More snow forecast Thursday evening on Baltimore's snowiest day since 2010

A few more inches of snow is forecast to fall Thursday afternoon and evening on top of the foot or more that accumulated overnight, already making it Baltimore's snowiest day since 2010.

Snow accumulation reports included 18 inches in Glyndon, 15 inches near Pimlico, 13.5 inches in Eldersburg, 13 inches near Oella, 11.8 inches in Towson and 10 inches near Bel Air by Thursday morning, according to the National Weather Service.


A mass of dry air on the southeast side of the storm had moved over the region by midday, but a whip of cold air and moisture was forecast to start passing through around 3 p.m. as the system moves northeast. As much as an additional 2-4 inches of snow could fall.

The storm could end up setting a record -- 12.3 inches had been measured at Baltimore-Washington International Thurgood Marshall Airport, the point of record for Baltimore, as of 7 a.m. The record for Feb. 13 was set in 1899, when 15.5 inches of snow fell at the U.S. Customs House in Baltimore.

The expectation of heavy snows overnight prompted school districts, colleges and universities, and state and federal government offices to announce Wednesday night they would be closed Thursday. Baltimore County education officials said by midday Thursday schools would be closed Friday, as well. A winter storm warning is in effect across the region through early Friday morning.

Many areas reached the high end of earlier snowfall predictions by daybreak. Heavy bands of snowfall set up overnight, in some areas with rates of 1-3 inches of snow per hour, said Amy Bettwy, a meteorologist with the National Weather Service's Baltimore/Washington forecast office. By Thursday morning, meteorologists raised their expectations for total storm accumulations from 6-10 inches, with a foot or more in Carroll and Frederick counties, to 10-14 inches along the Interstate 95 corridor, 14-18 to the northwest of it and as much as two feet for much of Carroll and Frederick.

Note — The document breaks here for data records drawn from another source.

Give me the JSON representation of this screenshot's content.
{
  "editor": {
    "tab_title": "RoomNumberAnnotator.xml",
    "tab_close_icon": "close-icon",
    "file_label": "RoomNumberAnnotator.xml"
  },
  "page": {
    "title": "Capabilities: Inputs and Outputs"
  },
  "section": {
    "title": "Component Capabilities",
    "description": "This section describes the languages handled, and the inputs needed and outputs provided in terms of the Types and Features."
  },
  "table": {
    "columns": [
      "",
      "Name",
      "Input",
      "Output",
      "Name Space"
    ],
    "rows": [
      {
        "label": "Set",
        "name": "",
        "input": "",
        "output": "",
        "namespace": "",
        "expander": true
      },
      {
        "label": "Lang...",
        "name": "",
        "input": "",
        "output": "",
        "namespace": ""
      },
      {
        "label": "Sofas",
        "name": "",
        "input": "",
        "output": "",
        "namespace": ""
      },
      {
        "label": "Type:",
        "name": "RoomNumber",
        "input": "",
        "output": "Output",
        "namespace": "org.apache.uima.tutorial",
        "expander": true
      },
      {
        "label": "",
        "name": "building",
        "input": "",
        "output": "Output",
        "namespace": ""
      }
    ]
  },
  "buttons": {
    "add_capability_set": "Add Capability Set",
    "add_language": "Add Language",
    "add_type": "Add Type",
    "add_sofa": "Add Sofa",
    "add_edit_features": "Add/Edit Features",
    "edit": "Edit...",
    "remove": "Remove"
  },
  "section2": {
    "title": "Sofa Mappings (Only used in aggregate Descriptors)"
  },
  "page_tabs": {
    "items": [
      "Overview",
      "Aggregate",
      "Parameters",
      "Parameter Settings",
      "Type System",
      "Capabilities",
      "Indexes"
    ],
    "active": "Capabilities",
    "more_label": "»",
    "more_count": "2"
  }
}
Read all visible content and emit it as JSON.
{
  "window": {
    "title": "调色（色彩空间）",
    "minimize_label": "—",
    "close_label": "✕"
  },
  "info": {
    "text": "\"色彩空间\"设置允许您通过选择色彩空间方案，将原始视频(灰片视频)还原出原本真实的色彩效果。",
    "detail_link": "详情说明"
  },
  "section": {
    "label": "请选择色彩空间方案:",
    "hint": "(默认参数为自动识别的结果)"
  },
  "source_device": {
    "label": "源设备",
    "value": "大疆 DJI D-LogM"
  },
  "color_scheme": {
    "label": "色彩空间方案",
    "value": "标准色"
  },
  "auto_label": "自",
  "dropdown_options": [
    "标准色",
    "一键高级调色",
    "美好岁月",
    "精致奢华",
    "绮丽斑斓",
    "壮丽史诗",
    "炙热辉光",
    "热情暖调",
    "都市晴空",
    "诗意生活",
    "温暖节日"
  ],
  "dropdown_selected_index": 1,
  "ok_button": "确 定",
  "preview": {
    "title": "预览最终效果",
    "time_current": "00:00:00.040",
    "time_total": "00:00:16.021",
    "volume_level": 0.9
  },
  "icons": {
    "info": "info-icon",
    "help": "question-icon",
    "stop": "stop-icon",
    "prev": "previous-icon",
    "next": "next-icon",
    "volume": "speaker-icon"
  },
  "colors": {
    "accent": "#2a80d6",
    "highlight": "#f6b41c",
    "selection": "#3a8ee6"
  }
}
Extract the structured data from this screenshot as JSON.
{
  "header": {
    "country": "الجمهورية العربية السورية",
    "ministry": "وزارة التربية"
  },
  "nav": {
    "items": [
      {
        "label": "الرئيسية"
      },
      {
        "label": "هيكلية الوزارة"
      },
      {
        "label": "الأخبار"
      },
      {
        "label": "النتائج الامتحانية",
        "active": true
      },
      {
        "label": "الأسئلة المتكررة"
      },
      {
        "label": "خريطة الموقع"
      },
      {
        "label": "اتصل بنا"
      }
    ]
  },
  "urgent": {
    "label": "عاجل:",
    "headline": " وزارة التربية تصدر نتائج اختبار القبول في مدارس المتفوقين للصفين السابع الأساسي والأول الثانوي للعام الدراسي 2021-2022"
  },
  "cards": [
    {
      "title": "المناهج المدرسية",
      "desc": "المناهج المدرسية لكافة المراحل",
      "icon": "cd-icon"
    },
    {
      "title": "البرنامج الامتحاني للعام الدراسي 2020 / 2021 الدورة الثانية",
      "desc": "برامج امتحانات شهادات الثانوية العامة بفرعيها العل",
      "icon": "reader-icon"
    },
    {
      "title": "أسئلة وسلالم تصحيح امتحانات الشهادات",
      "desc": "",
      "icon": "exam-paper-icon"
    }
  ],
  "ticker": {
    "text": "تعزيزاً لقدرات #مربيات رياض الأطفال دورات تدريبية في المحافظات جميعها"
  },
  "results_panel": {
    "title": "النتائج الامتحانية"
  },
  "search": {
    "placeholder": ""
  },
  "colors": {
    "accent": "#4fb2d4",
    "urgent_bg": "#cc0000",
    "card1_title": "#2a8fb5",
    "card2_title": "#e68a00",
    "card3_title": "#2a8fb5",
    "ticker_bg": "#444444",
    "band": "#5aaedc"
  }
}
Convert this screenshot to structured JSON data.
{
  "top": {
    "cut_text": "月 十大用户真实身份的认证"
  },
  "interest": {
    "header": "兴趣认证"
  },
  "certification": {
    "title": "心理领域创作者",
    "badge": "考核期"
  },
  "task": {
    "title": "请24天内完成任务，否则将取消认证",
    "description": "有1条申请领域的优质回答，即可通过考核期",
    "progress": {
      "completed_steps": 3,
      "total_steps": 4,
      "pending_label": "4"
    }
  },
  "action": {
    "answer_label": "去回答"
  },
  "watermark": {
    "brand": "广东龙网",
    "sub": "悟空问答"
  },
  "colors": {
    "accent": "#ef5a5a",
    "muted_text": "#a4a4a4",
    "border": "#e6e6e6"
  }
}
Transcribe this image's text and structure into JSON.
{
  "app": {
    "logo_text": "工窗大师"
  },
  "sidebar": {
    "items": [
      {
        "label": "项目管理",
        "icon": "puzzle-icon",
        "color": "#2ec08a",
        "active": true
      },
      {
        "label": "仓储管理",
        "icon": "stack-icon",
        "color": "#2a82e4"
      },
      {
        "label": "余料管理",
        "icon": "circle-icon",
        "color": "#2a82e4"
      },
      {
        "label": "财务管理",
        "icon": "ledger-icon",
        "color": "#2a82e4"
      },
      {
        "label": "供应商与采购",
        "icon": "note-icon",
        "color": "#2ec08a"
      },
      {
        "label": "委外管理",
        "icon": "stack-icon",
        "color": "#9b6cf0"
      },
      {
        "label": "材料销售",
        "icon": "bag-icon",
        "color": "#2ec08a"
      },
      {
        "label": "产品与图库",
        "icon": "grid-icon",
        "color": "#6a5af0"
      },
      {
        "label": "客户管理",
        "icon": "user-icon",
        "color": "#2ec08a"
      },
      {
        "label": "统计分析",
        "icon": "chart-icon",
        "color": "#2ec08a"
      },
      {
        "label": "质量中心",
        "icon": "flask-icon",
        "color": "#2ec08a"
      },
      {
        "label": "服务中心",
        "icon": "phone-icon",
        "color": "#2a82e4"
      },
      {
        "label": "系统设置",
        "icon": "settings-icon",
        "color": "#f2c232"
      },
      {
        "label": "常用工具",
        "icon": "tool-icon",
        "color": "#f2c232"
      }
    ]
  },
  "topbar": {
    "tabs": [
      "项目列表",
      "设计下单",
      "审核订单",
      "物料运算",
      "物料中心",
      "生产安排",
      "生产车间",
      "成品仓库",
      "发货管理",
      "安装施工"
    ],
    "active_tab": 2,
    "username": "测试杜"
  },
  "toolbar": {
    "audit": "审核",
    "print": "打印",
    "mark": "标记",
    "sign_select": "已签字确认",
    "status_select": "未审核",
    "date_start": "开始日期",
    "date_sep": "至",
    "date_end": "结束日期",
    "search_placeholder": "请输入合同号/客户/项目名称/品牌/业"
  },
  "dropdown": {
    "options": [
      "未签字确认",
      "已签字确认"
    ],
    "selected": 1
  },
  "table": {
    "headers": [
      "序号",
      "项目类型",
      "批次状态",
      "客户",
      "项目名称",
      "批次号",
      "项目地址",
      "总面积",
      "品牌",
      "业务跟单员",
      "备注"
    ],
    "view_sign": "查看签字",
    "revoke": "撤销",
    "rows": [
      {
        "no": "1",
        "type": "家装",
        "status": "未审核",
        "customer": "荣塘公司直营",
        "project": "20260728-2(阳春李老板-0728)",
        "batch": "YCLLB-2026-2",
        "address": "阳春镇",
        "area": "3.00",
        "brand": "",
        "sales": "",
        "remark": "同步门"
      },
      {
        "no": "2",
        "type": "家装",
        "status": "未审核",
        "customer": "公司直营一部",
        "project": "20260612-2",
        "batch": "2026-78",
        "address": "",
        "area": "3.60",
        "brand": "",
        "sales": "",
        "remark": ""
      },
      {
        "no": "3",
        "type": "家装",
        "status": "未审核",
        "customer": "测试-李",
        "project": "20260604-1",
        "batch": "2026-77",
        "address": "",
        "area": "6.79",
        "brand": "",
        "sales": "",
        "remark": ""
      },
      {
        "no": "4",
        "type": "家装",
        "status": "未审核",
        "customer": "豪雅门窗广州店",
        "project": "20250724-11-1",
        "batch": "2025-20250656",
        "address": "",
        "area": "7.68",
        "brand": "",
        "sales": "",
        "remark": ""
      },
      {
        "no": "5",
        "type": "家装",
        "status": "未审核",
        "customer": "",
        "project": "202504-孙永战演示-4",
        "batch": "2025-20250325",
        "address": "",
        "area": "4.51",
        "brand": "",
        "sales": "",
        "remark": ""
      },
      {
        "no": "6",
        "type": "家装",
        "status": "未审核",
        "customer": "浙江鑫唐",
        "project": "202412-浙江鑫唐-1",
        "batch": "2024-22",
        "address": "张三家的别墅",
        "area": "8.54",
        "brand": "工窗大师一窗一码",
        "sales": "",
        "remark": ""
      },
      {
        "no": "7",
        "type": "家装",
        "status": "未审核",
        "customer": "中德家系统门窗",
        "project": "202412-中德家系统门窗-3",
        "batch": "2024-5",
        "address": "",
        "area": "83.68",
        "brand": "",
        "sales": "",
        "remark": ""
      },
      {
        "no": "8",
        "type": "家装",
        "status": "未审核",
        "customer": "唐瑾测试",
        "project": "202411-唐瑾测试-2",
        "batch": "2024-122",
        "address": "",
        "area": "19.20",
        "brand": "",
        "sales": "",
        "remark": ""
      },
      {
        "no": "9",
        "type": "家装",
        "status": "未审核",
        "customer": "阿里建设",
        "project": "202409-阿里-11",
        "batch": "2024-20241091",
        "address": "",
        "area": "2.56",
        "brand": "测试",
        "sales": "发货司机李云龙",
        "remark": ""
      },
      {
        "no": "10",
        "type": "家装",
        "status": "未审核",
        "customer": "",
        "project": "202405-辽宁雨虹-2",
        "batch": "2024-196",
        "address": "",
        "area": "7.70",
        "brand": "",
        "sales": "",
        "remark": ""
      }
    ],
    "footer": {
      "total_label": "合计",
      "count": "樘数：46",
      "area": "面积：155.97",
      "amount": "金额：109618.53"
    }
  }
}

"It came down in the form of very large snowflakes that piled up pretty quickly," Bettwy said.

The last time a foot or more of snow was measured at BWI was Feb. 10, 2010, when 15.5 inches fell at the tail end of the back-to-back storms that became known as "Snowmageddon".

Temperatures were hovering in the mid-30s by late Thursday morning, making most of the precipitation turn from snow to rain or sleet. Winds were steady at around 15 mph with gusts up to 30 mph.

Despite concerns that heavy snow and wind would cause widespread power outages, relatively few were reported. About 1,000 were reported statewide as of noon, according to the Maryland Emergency Management Agency, with about 400 in Baltimore Gas and Electric Co. territory.


In Baltimore, department of public works officials cancelled all trash, recycling, and bulk pickups for both Thursday and Friday. Street sweeping was also cancelled Thursday.

All leave was cancelled for state troopers and as many as 150 extra troopers were called in to assist with the response to the snow.

Residents throughout the region were strongly encouraged not to drive and in Baltimore, drivers are only legally allowed to be on the roads if they have radial tires, snow tires or chains.

Snow was expected to continue through the early morning hours Friday. After that, partly cloudy skies are forecast Friday with highs in the mid-30s.

Another chance of light snow could come Friday into Saturday, with weekend temperatures cold, from the mid-teens to the upper 20s and lower 30s.

Baltimore Sun reporter Carrie Wells contributed to this report.